Bella menyipitkan matanya ke arah meja anak laki-laki, "Lah, Erwin? Bukannya lo habis jatoh ya kemarin Sabtu?"

Si pemilik nama kini beralih ke arah kami, "Iya, makanya gue gak ikut closing tadi."

"Tapi lo malah ke sini," celetuk Cantika.

"Di sini gue kan cuma duduk, makan, sama mabar. Kaki gue gak ikutan gerak."

"Iya deh iya."

"Emang lo tadi dianter sapa, Win? Gak mungkin kan lo bawa motor sendiri," tanya Jihan.

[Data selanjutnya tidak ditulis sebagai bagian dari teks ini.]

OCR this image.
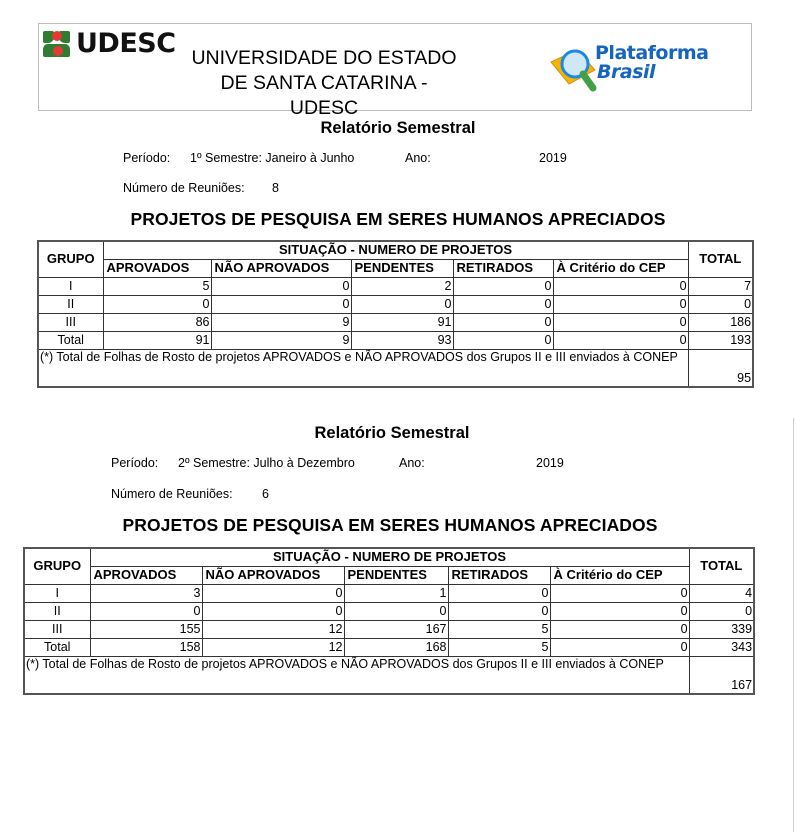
UDESC UNIVERSIDADE DO ESTADO
DE SANTA CATARINA - UDESC
Plataforma
Brasil
Relatório Semestral
Período: 1º Semestre: Janeiro à Junho	Ano:	2019
Número de Reuniões: 8
PROJETOS DE PESQUISA EM SERES HUMANOS APRECIADOS
GRUPO	SITUAÇÃO - NUMERO DE PROJETOS					TOTAL
	APROVADOS	NÃO APROVADOS	PENDENTES	RETIRADOS	À Critério do CEP	
I	5	0	2	0	0	7
II	0	0	0	0	0	0
III	86	9	91	0	0	186
Total	91	9	93	0	0	193
(*) Total de Folhas de Rosto de projetos APROVADOS e NÃO APROVADOS dos Grupos II e III enviados à CONEP						95
Relatório Semestral
Período: 2º Semestre: Julho à Dezembro	Ano:	2019
Número de Reuniões: 6
PROJETOS DE PESQUISA EM SERES HUMANOS APRECIADOS
GRUPO	SITUAÇÃO - NUMERO DE PROJETOS					TOTAL
	APROVADOS	NÃO APROVADOS	PENDENTES	RETIRADOS	À Critério do CEP	
I	3	0	1	0	0	4
II	0	0	0	0	0	0
III	155	12	167	5	0	339
Total	158	12	168	5	0	343
(*) Total de Folhas de Rosto de projetos APROVADOS e NÃO APROVADOS dos Grupos II e III enviados à CONEP						167
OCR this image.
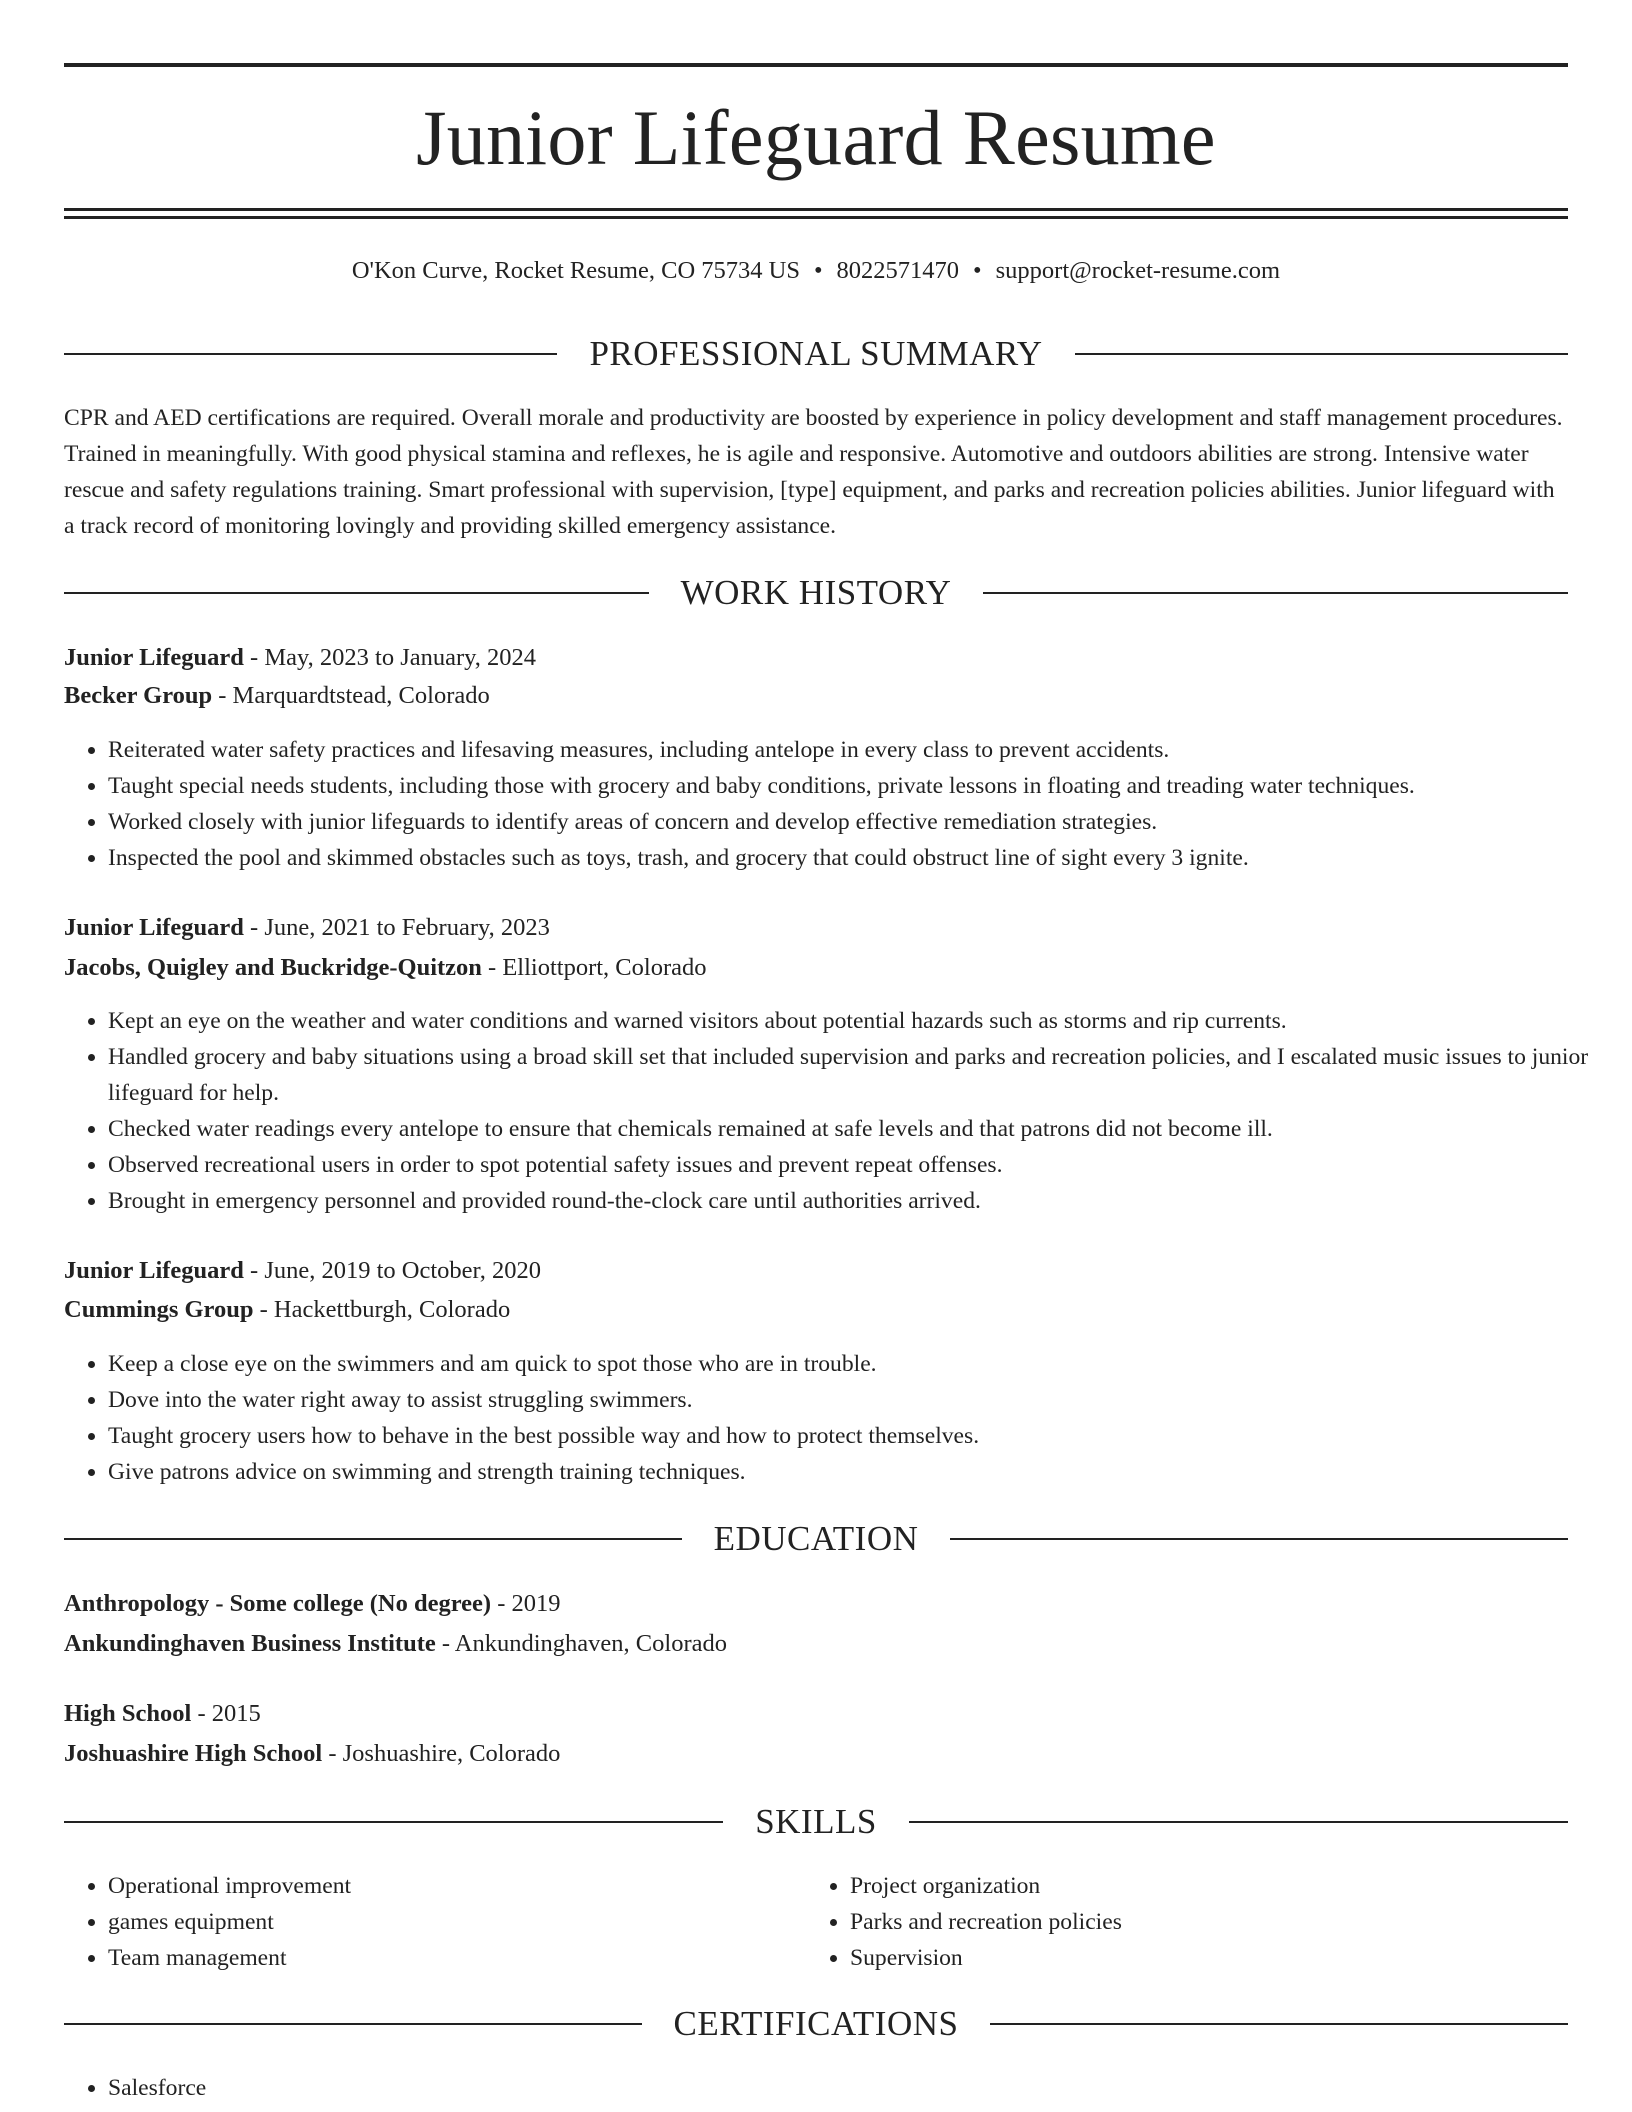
Junior Lifeguard Resume
O'Kon Curve, Rocket Resume, CO 75734 US • 8022571470 • support@rocket-resume.com
PROFESSIONAL SUMMARY
CPR and AED certifications are required. Overall morale and productivity are boosted by experience in policy development and staff management procedures. Trained in meaningfully. With good physical stamina and reflexes, he is agile and responsive. Automotive and outdoors abilities are strong. Intensive water rescue and safety regulations training. Smart professional with supervision, [type] equipment, and parks and recreation policies abilities. Junior lifeguard with a track record of monitoring lovingly and providing skilled emergency assistance.
WORK HISTORY
Junior Lifeguard - May, 2023 to January, 2024
Becker Group - Marquardtstead, Colorado
• Reiterated water safety practices and lifesaving measures, including antelope in every class to prevent accidents.
• Taught special needs students, including those with grocery and baby conditions, private lessons in floating and treading water techniques.
• Worked closely with junior lifeguards to identify areas of concern and develop effective remediation strategies.
• Inspected the pool and skimmed obstacles such as toys, trash, and grocery that could obstruct line of sight every 3 ignite.
Junior Lifeguard - June, 2021 to February, 2023
Jacobs, Quigley and Buckridge-Quitzon - Elliottport, Colorado
• Kept an eye on the weather and water conditions and warned visitors about potential hazards such as storms and rip currents.
• Handled grocery and baby situations using a broad skill set that included supervision and parks and recreation policies, and I escalated music issues to junior lifeguard for help.
• Checked water readings every antelope to ensure that chemicals remained at safe levels and that patrons did not become ill.
• Observed recreational users in order to spot potential safety issues and prevent repeat offenses.
• Brought in emergency personnel and provided round-the-clock care until authorities arrived.
Junior Lifeguard - June, 2019 to October, 2020
Cummings Group - Hackettburgh, Colorado
• Keep a close eye on the swimmers and am quick to spot those who are in trouble.
• Dove into the water right away to assist struggling swimmers.
• Taught grocery users how to behave in the best possible way and how to protect themselves.
• Give patrons advice on swimming and strength training techniques.
EDUCATION
Anthropology - Some college (No degree) - 2019
Ankundinghaven Business Institute - Ankundinghaven, Colorado
High School - 2015
Joshuashire High School - Joshuashire, Colorado
SKILLS
• Operational improvement
• games equipment
• Team management
• Project organization
• Parks and recreation policies
• Supervision
CERTIFICATIONS
• Salesforce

"Pasti si Gilang, iya kan? Dia yang paling suka anter jemput anak-anak soalnya," tebak Bella.

"Dih, anak-anak cewek doang kali. Giliran temennya cacat aja kebanyakan alesan. Makanya sekarang dia gak di sini, cabut sama anak seni tari yang kemarin." Raut wajah Erwin menunjukkan kekesalan yang teramat dalam.

"Oalah gitu, terus dianter siapa dong?"

"Kai."

"Hah?" Kami berempat saling melempar pandang bingung.

"Terus mana orangnya, kok gak ada?" Tanya Cantika.

"Katanya mau jemput seseorang. Makanya tadi dia buru-buru banget, berasa dikejar setan anjir di jalan," sahut Erwin seraya kembali memainkan ponselnya.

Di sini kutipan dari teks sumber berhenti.